Гумбольдт, подобно Гримму усматривающий истоки языковых классов в основной функции языковой «способности воображения», с самого начала понимает эту способность в более широком смысле, исходя не из различения естественной родовой принадлежности, а из общего разделения на одушевленные и неодушевленные объекты. При этом он в основном опирается на свои наблюдения над языками американских аборигенов, большинство из которых либо вообще не обозначают различий естественного рода, либо обозначают их от случая к случаю и неполно, зато всегда проявляют тончайшее чутье относительно различения одушевленных и неодушевленных предметов. В алгонкинских языках именно это противопоставление определяет всю структуру языка. Особый суффикс (-а) обозначает в них объект, наделенный признаками живого существа и способности к самостоятельному передвижению; другой суффикс (-ί) обозначает предметы, лишенные этих атрибутов. Каждое имя или глагол с необходимостью относится к тому или другому классу, правда, разделение происходит отнюдь не только на основании признаков, получаемых в результате эмпирических наблюдений, но и при решающем участии мифологической фантазии и мифологического одушевления природы. Так, например, в этих языках значительное число растений — среди них важнейшие растительные виды, такие, как злаки

и табак, — причисляются к классу одушевленных предметов33. Если в других случаях в один грамматический класс с людьми и животными заносятся также и небесные светила, то Гумбольдт видит в этом наиболее ясное свидетельство того, что в мышлении народов, осуществляющих это отождествление, они рассматриваются как наделенные личностью существа, самодвижущиеся и, возможно, определяющие сверху судьбы людей34. Если это умозаключение обосновано, то тем самым становится доказанным, что язык в таких классификациях, хотя и переплетен еще непосредственно с мифологическим мышлением и представлениями, однако уже начинает подниматься над этим примитивным уровнем мышления. Ведь в то время как на этом уровне еще господствует форма «всеобщего одушевления», равномерно охватывающая и пронизывающая мир в целом и каждый случай наличного бытия в нем, то в осуществляемом языком противопоставлении лиц и вещей из общей сферы «жизни» начинает постепенно и все более определенно выделяться наделенное самосознанием бытие личности как бытие, обладающее своеобычным значением и ценностью. Так, например, в дравидийских языках все имена распадаются на два класса, один из которых охватывает «разумные», другой— «неразумные» существа, так что к первому кроме людей принадлежат боги и полубоги, ко второму — не только неодушевленные вещи, но и животные35. Сечение, проходящее при этом по всему миру, осуществляется, таким образом, по существенно иному принципу, нежели простое и в общем-то недифференцированное мифологическое одушевление вселенной.
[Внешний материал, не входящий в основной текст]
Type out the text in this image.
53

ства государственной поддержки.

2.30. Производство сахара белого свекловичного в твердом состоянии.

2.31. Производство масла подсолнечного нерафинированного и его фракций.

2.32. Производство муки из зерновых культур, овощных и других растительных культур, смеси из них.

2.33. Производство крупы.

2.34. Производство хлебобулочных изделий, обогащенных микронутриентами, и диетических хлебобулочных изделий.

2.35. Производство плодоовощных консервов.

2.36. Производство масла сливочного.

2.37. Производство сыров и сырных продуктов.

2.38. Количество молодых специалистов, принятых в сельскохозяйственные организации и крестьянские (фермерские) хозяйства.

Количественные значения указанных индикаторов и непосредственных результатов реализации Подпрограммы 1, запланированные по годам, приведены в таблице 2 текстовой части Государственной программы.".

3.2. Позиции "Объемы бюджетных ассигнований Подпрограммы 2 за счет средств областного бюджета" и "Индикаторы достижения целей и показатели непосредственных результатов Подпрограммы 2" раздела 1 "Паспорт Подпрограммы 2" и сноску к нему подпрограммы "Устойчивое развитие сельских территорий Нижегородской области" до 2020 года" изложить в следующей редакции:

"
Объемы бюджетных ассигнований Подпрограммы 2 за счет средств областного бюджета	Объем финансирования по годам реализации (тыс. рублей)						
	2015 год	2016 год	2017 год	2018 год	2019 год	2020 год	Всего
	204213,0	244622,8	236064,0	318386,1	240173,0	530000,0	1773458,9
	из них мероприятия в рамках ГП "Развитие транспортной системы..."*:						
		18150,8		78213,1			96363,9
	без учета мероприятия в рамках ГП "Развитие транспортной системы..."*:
Языки банту также четко различают в своей системе именных классов человека как самостоятельно действующую личность и любого рода одушевленное, но не наделенное личностью существо. Поэтому они употребляют особый префикс для обозначения духов, если они мыслятся не как самостоятельные личности, а как персонификация сил, враждебных человеку, так что этим префиксом сопровождаются, в частности, обозначения болезней, а также дыма, огня, рек, луны в качестве природных сил36. Тем самым понимание лично-духовного бытия и деятельности в узком смысле создает себе в языке свои собственные средства выражения, в силу чего оно оказывается в состоянии отделиться от представлений о жизни и душе, свойственных чистому анимизму, от взгляда на душу как всеобщую, но именно в этом своем всеобщем характере поначалу совершенно неопределенную мифическую способность.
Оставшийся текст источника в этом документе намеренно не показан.